No es sencillo entender este juego del castigar y perdonar al que se ha dedicado el Gobierno de un tiempo a esta parte. Personalmente, no estoy convencido de que se trate únicamente de una hábil estratagema política para neutralizar o arrinconar a algunos adversarios incómodos. El juicio en contra de Mónica Chuji, por ejemplo, tiene un trasfondo mucho más complejo que el simple pragmatismo coyuntural.
Más allá del indisimulable tufo racista y sexista del proceso (desde el poder aparece como inadmisible que una mujer indígena lo cuestione), se perciben contenidos que trascienden el ámbito de la política.
No conozco de teorías psicológicas que expliquen la satisfacción o la compensación que pueda sentir una persona en imponer castigos para luego perdonar. La referencia patológica más próxima que me viene a la mente es la del padre autoritario que, mediante el perdón, se asegura el afecto y la sumisión de los demás miembros de la familia.
Desde otras ciencias sociales, el perdón público es analizado como una economía del castigo; es decir, la autoridad debe perdonar a un porcentaje determinado de culpables, de modo que la función punitiva del castigo cumpla eficazmente su función restauradora del equilibrio social. Históricamente, esta potestad correspondió exclusivamente al jefe, rey o emperador en su calidad de autoridad emanada por voluntad divina.
Es por ello que una explicación más asequible sobre esta dualidad castigo/perdón puede hallarse en el campo de la religión, particularmente de la religión judeo-cristiana.

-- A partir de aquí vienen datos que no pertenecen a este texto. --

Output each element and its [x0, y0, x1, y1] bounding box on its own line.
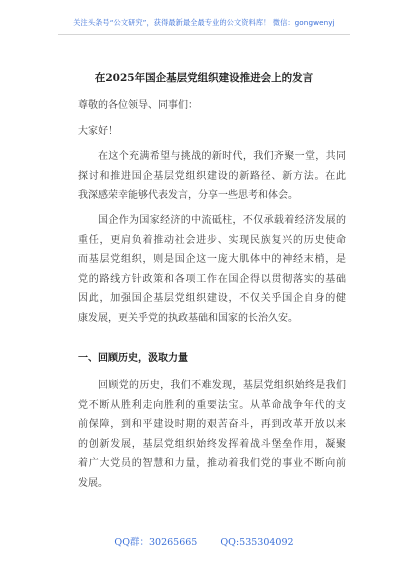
paragraph-line: 发展。: [78, 477, 108, 489]
document-title: 在2025年国企基层党组织建设推进会上的发言: [94, 72, 314, 84]
paragraph-soe-role: [78, 211, 346, 329]
paragraph-line: 探讨和推进国企基层党组织建设的新路径、新方法。在此: [78, 170, 346, 182]
paragraph-line: 党不断从胜利走向胜利的重要法宝。从革命战争年代的支: [78, 399, 346, 411]
paragraph-line: 因此，加强国企基层党组织建设，不仅关乎国企自身的健: [78, 293, 346, 305]
paragraph-intro: [78, 147, 346, 206]
qq-group-label: QQ群：30265665: [114, 537, 198, 548]
header-divider: [58, 34, 350, 35]
paragraph-line: 回顾党的历史，我们不难发现，基层党组织始终是我们: [98, 380, 346, 391]
paragraph-line: 国企作为国家经济的中流砥柱，不仅承载着经济发展的: [98, 215, 346, 226]
qq-number-label: QQ:535304092: [220, 537, 294, 548]
paragraph-line: 的创新发展，基层党组织始终发挥着战斗堡垒作用，凝聚: [78, 438, 346, 450]
paragraph-history: [78, 376, 346, 494]
salutation: 尊敬的各位领导、同事们：: [78, 100, 198, 111]
paragraph-line: 而基层党组织，则是国企这一庞大肌体中的神经末梢，是: [78, 254, 346, 266]
promo-banner: 关注头条号“公文研究”，获得最新最全最专业的公文资料库！ 微信：gongwenyj: [73, 18, 335, 27]
paragraph-line: 党的路线方针政策和各项工作在国企得以贯彻落实的基础: [78, 273, 346, 285]
paragraph-line: 着广大党员的智慧和力量，推动着我们党的事业不断向前: [78, 458, 346, 470]
section-heading: 一、回顾历史，汲取力量: [78, 353, 188, 364]
paragraph-line: 在这个充满希望与挑战的新时代，我们齐聚一堂，共同: [98, 151, 346, 162]
paragraph-line: 康发展，更关乎党的执政基础和国家的长治久安。: [78, 312, 298, 324]
paragraph-line: 重任，更肩负着推动社会进步、实现民族复兴的历史使命: [78, 234, 346, 246]
footer-contact: [0, 534, 408, 548]
greeting: 大家好！: [78, 126, 118, 137]
paragraph-line: 前保障，到和平建设时期的艰苦奋斗，再到改革开放以来: [78, 419, 346, 431]
paragraph-line: 我深感荣幸能够代表发言，分享一些思考和体会。: [78, 190, 298, 202]
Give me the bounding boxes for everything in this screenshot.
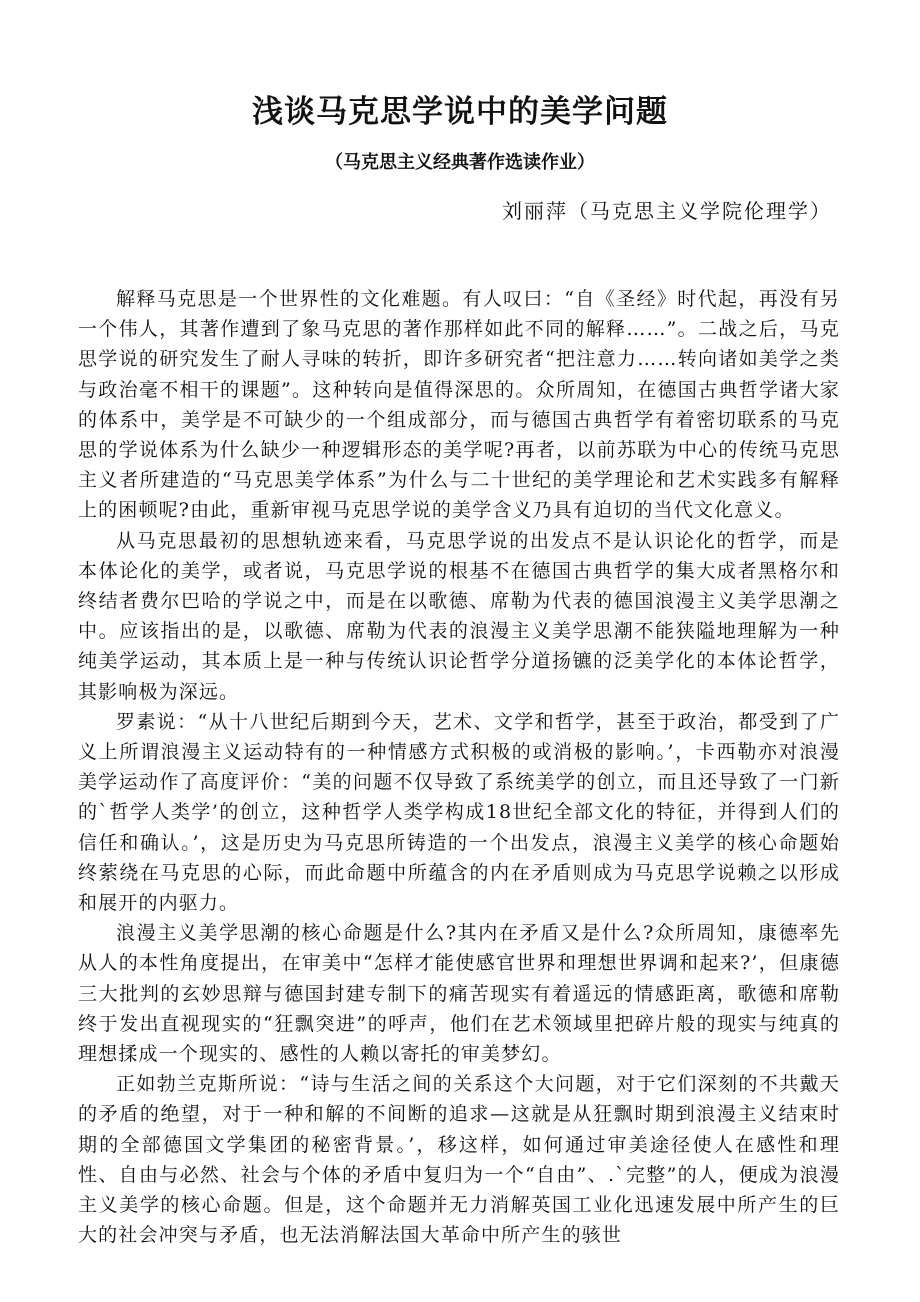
paragraph-3: 罗素说：“从十八世纪后期到今天，艺术、文学和哲学，甚至于政治，都受到了广义上所谓浪漫主义运动特有的一种情感方式积极的或消极的影响。’，卡西勒亦对浪漫美学运动作了高度评价：“美的问题不仅导致了系统美学的创立，而且还导致了一门新的`哲学人类学’的创立，这种哲学人类学构成18世纪全部文化的特征，并得到人们的信任和确认。’，这是历史为马克思所铸造的一个出发点，浪漫主义美学的核心命题始终萦绕在马克思的心际，而此命题中所蕴含的内在矛盾则成为马克思学说赖之以形成和展开的内驱力。 [78,710,840,915]
paragraph-2: 从马克思最初的思想轨迹来看，马克思学说的出发点不是认识论化的哲学，而是本体论化的美学，或者说，马克思学说的根基不在德国古典哲学的集大成者黑格尔和终结者费尔巴哈的学说之中，而是在以歌德、席勒为代表的德国浪漫主义美学思潮之中。应该指出的是，以歌德、席勒为代表的浪漫主义美学思潮不能狭隘地理解为一种纯美学运动，其本质上是一种与传统认识论哲学分道扬镳的泛美学化的本体论哲学，其影响极为深远。 [78,529,840,703]
document-title: 浅谈马克思学说中的美学问题 [252,94,668,130]
paragraph-5: 正如勃兰克斯所说：“诗与生活之间的关系这个大问题，对于它们深刻的不共戴天的矛盾的绝望，对于一种和解的不间断的追求—这就是从狂飘时期到浪漫主义结束时期的全部德国文学集团的秘密背景。’，移这样，如何通过审美途径使人在感性和理性、自由与必然、社会与个体的矛盾中复归为一个“自由”、.`完整”的人，便成为浪漫主义美学的核心命题。但是，这个命题并无力消解英国工业化迅速发展中所产生的巨大的社会冲突与矛盾，也无法消解法国大革命中所产生的骇世 [78,1073,840,1247]
paragraph-1: 解释马克思是一个世界性的文化难题。有人叹曰：“自《圣经》时代起，再没有另一个伟人，其著作遭到了象马克思的著作那样如此不同的解释……”。二战之后，马克思学说的研究发生了耐人寻味的转折，即许多研究者“把注意力……转向诸如美学之类与政治毫不相干的课题”。这种转向是值得深思的。众所周知，在德国古典哲学诸大家的体系中，美学是不可缺少的一个组成部分，而与德国古典哲学有着密切联系的马克思的学说体系为什么缺少一种逻辑形态的美学呢?再者，以前苏联为中心的传统马克思主义者所建造的“马克思美学体系”为什么与二十世纪的美学理论和艺术实践多有解释上的困顿呢?由此，重新审视马克思学说的美学含义乃具有迫切的当代文化意义。 [78,288,840,522]
author-line: 刘丽萍（马克思主义学院伦理学） [502,199,832,223]
document-subtitle: （马克思主义经典著作选读作业） [325,152,595,173]
paragraph-4: 浪漫主义美学思潮的核心命题是什么?其内在矛盾又是什么?众所周知，康德率先从人的本性角度提出，在审美中“怎样才能使感官世界和理想世界调和起来?’，但康德三大批判的玄妙思辩与德国封建专制下的痛苦现实有着遥远的情感距离，歌德和席勒终于发出直视现实的“狂飘突进”的呼声，他们在艺术领域里把碎片般的现实与纯真的理想揉成一个现实的、感性的人赖以寄托的审美梦幻。 [78,922,840,1066]
article-body [78,284,840,1251]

Ahí encontramos dos visiones diferentes. Por un lado está el Dios castigador del Viejo Testamento, que en ocasiones aparece cruel y vengativo. Actúa a través de una dialéctica de ser supremo justiciero y misericordioso, capaz de perdonar, pero siempre desde las alturas. Su decisión es vertical y autoritaria.
Por otro lado, está el Dios cristiano del Nuevo Testamento, para el cual el perdón es un imperativo moral que compete sobre todo a los seres humanos. Estos pueden perdonarse entre sí, al punto de llegar a amar a sus enemigos. Es una decisión horizontal y tolerante.

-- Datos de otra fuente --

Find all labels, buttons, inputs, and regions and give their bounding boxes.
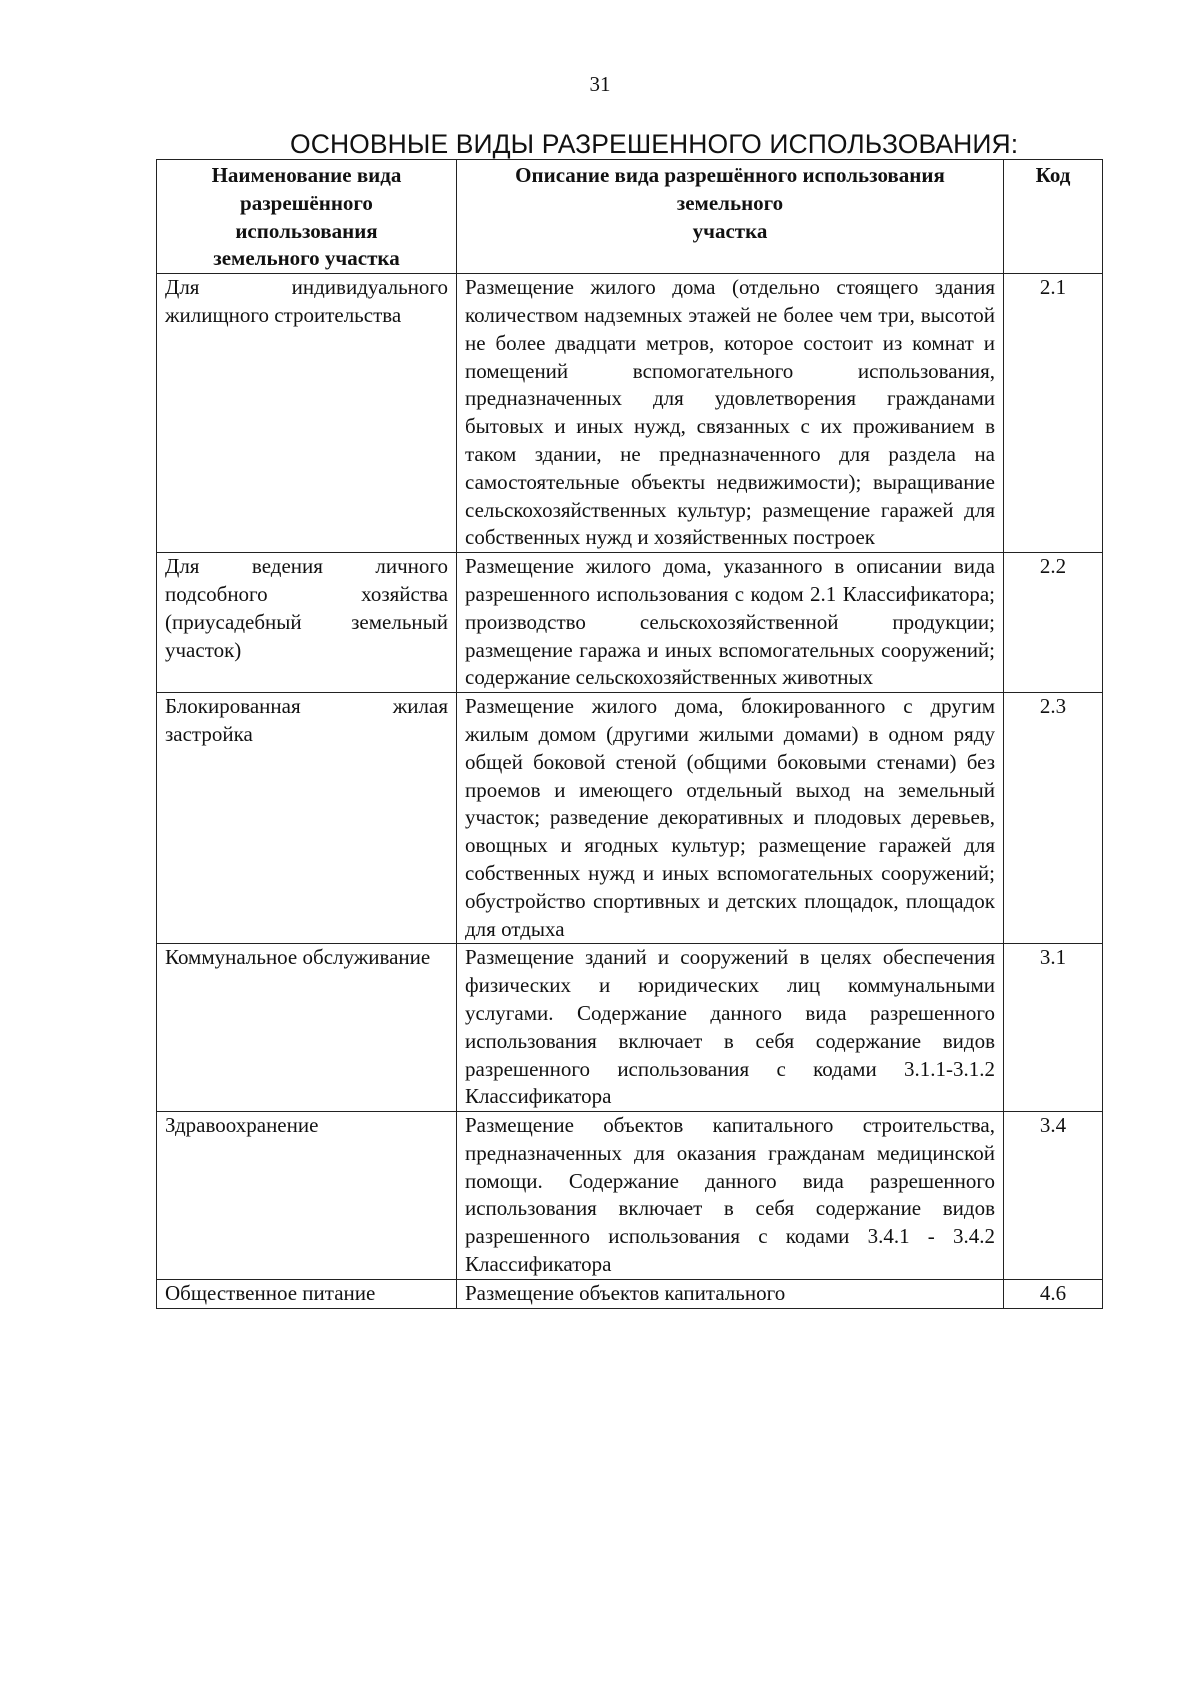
header-name: Наименование вида разрешённого использования земельного участка [157,160,457,274]
row-name: Для индивидуального жилищного строительства [157,274,457,553]
row-description: Размещение объектов капитального строительства, предназначенных для оказания гражданам медицинской помощи. Содержание данного вида разрешенного использования включает в себя содержание видов разрешенного использования с кодами 3.4.1 - 3.4.2 Классификатора [457,1112,1004,1280]
row-description: Размещение зданий и сооружений в целях обеспечения физических и юридических лиц коммунальными услугами. Содержание данного вида разрешенного использования включает в себя содержание видов разрешенного использования с кодами 3.1.1-3.1.2 Классификатора [457,944,1004,1112]
header-code: Код [1004,160,1103,274]
table-row [157,274,1103,553]
table-row [157,693,1103,944]
table-row [157,1112,1103,1280]
row-code: 3.1 [1004,944,1103,1112]
row-code: 2.2 [1004,553,1103,693]
row-description: Размещение жилого дома, блокированного с другим жилым домом (другими жилыми домами) в одном ряду общей боковой стеной (общими боковыми стенами) без проемов и имеющего отдельный выход на земельный участок; разведение декоративных и плодовых деревьев, овощных и ягодных культур; размещение гаражей для собственных нужд и иных вспомогательных сооружений; обустройство спортивных и детских площадок, площадок для отдыха [457,693,1004,944]
row-code: 2.3 [1004,693,1103,944]
row-code: 2.1 [1004,274,1103,553]
table-row [157,553,1103,693]
row-name: Блокированная жилая застройка [157,693,457,944]
row-code: 3.4 [1004,1112,1103,1280]
row-description: Размещение объектов капитального [457,1279,1004,1308]
row-description: Размещение жилого дома (отдельно стоящего здания количеством надземных этажей не более чем три, высотой не более двадцати метров, которое состоит из комнат и помещений вспомогательного использования, предназначенных для удовлетворения гражданами бытовых и иных нужд, связанных с их проживанием в таком здании, не предназначенного для раздела на самостоятельные объекты недвижимости); выращивание сельскохозяйственных культур; размещение гаражей для собственных нужд и хозяйственных построек [457,274,1004,553]
row-name: Для ведения личного подсобного хозяйства (приусадебный земельный участок) [157,553,457,693]
table-row [157,944,1103,1112]
header-description: Описание вида разрешённого использования земельного участка [457,160,1004,274]
row-name: Коммунальное обслуживание [157,944,457,1112]
page-number: 31 [589,72,611,96]
land-use-table [156,159,1103,1309]
row-description: Размещение жилого дома, указанного в описании вида разрешенного использования с кодом 2.1 Классификатора; производство сельскохозяйственной продукции; размещение гаража и иных вспомогательных сооружений; содержание сельскохозяйственных животных [457,553,1004,693]
table-row [157,1279,1103,1308]
table-header-row [157,160,1103,274]
page-title: ОСНОВНЫЕ ВИДЫ РАЗРЕШЕННОГО ИСПОЛЬЗОВАНИЯ: [290,129,1019,159]
row-name: Здравоохранение [157,1112,457,1280]
row-code: 4.6 [1004,1279,1103,1308]
row-name: Общественное питание [157,1279,457,1308]
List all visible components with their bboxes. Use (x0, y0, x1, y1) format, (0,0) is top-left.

Pero también tenemos la tradición helénica del perdón divino, en la cual los dioses toman decisiones al tenor de sus caprichos y pasiones. Más apegados a las miserias humanas, tampoco tienen ningún empacho en destruir a los mortales que caen en desgracia.
Queda a juicio de los lectores determinar en cuál de estas concepciones del perdón se inscribe la última decisión del Secretario de la Administración. Lo que sí debemos esperar los creyentes y no creyentes de este país es que la afirmación de Mónica Chuji, de que solo pide perdón a Dios, no sea tomada por el mencionado funcionario como una alusión personal. Ignoscere divinum est.